ANOVA will tell you whether there is a statistically significant difference in the population means of three or more groups of data. But which means are different? Tukey’s will tell you that.

Analysis of Variance (ANOVA) is used to determine whether the population means of several sample data sets are statistically different or not. If they are different, which ones are different from each other? Tukey’s multiple comparison test, developed by statistician John Tukey, is also called Tukey’s honestly significant difference test or Tukey’s HSD.

Tukey’s method is often used as a post hoc test for an ANOVA, to create confidence intervals for all pairwise differences between each group’s means, while controlling the overall error rate to a level that you choose.

## Overview: What is Tukey’s?

After you have run an ANOVA and found significant results, then you can run Tukey’s HSD to find out which specific group means, when compared with each other, are different. The test compares all possible pairs of group means.

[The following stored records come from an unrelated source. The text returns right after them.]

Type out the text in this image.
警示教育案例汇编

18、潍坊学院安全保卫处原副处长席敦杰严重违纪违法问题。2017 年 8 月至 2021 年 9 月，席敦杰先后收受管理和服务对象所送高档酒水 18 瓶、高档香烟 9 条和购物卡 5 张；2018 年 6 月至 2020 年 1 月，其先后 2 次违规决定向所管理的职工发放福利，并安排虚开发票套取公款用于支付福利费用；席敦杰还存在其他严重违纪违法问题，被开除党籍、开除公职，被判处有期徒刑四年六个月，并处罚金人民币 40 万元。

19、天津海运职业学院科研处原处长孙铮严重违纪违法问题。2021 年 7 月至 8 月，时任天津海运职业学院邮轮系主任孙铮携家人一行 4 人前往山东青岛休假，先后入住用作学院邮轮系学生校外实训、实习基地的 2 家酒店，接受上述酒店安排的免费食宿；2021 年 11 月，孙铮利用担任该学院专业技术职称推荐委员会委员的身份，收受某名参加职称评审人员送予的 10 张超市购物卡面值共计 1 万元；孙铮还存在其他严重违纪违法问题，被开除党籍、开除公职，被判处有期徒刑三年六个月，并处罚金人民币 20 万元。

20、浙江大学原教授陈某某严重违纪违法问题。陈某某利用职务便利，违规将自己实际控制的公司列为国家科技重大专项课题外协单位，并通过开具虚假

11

There are several assumptions you need to meet before doing your Tukey test:

- Observations are independent within and between groups.
- The groups for each mean in the test are normally distributed.
- There is equal within-group variance across the groups associated with each mean in the test. You can use the Bartlett homogeneity of variance test.

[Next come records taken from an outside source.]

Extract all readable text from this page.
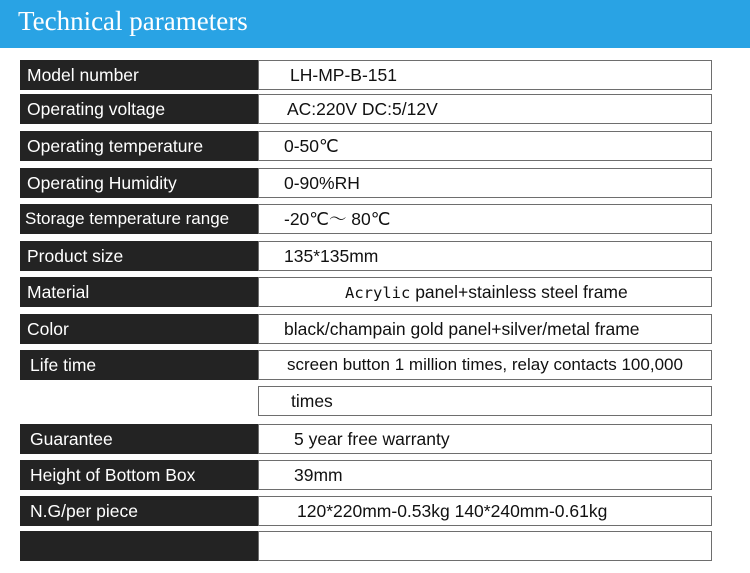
Technical parameters
Model number	LH-MP-B-151
Operating voltage	AC:220V DC:5/12V
Operating temperature	0-50℃
Operating Humidity	0-90%RH
Storage temperature range	-20℃～ 80℃
Product size	135*135mm
Material	Acrylic panel+stainless steel frame
Color	black/champain gold panel+silver/metal frame
Life time	screen button 1 million times, relay contacts 100,000
times
Guarantee	5 year free warranty
Height of Bottom Box	39mm
N.G/per piece	120*220mm-0.53kg 140*240mm-0.61kg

One of the downsides of doing multiple comparison tests is that the overall Type 1 error rate will be inflated. This family-wise error rate must be controlled to have meaningful results. In Tukey’s test results, the formula indicates how large an observed difference must be for the multiple comparison procedure to call it significant. Any absolute difference between means has to exceed the value of HSD to be statistically significant. You get to choose your error rate.

The Tukey test output is usually a series of confidence intervals of the difference in means between the combinations of groups. If that confidence interval contains the value of zero, you will interpret that to mean the two group means you compared are not statistically different.

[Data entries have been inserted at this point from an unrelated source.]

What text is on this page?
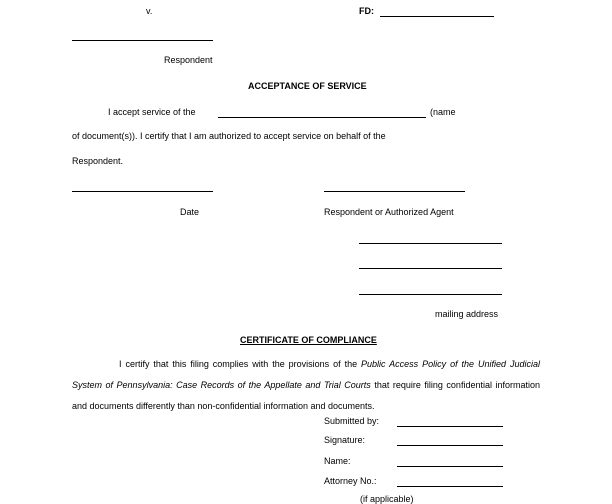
v.	FD:
Respondent
ACCEPTANCE OF SERVICE
I accept service of the	(name
of document(s)). I certify that I am authorized to accept service on behalf of the
Respondent.
Date	Respondent or Authorized Agent
mailing address
CERTIFICATE OF COMPLIANCE
I certify that this filing complies with the provisions of the Public Access Policy of the Unified Judicial System of Pennsylvania: Case Records of the Appellate and Trial Courts that require filing confidential information and documents differently than non-confidential information and documents.
Submitted by:
Signature:
Name:
Attorney No.:
(if applicable)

## An industry example of Tukey’s

The manager of manufacturing wanted to determine whether the run speeds of his five machines were equal. He was advised to use an ANOVA to determine if there was any difference. The p-value from the ANOVA indicated the null hypothesis of *no difference *had to be rejected. He then used Tukey’s to determine which machines were different from each other.

Below you can see the results in table format and graphical format. In the graphical format, if the vertical line of zero falls within a paired comparison of two machines, then there is no statistically significant difference between the two machine speeds. The other confidence intervals will show the range of possible machine speed differences.

## Frequently Asked Questions (FAQ) about Tukey’s

### What is Tukey’s used for?

Tukey’s is one of several post hoc tests when your ANOVA test indicates there is a statistically significant difference in population means of several groups of data you are analyzing. Tukey’s identifies which means are different from the others.

### What do the confidence intervals in Tukey’s mean?

Tukey’s will calculate the confidence interval by doing a pairwise comparison of all the group means. The confidence interval (commonly 95%) shows the range of possible values for the difference between two group means. If the confidence interval contains zero, you can comfortably conclude the difference in means between the two groups is zero.

### Can Tukey’s be used for a non-parametric test?

No. Tukey’s is used for continuous data and is often a post hoc test for the parametric ANOVA test. There are no common equivalents to Tukey’s for non-parametric tests.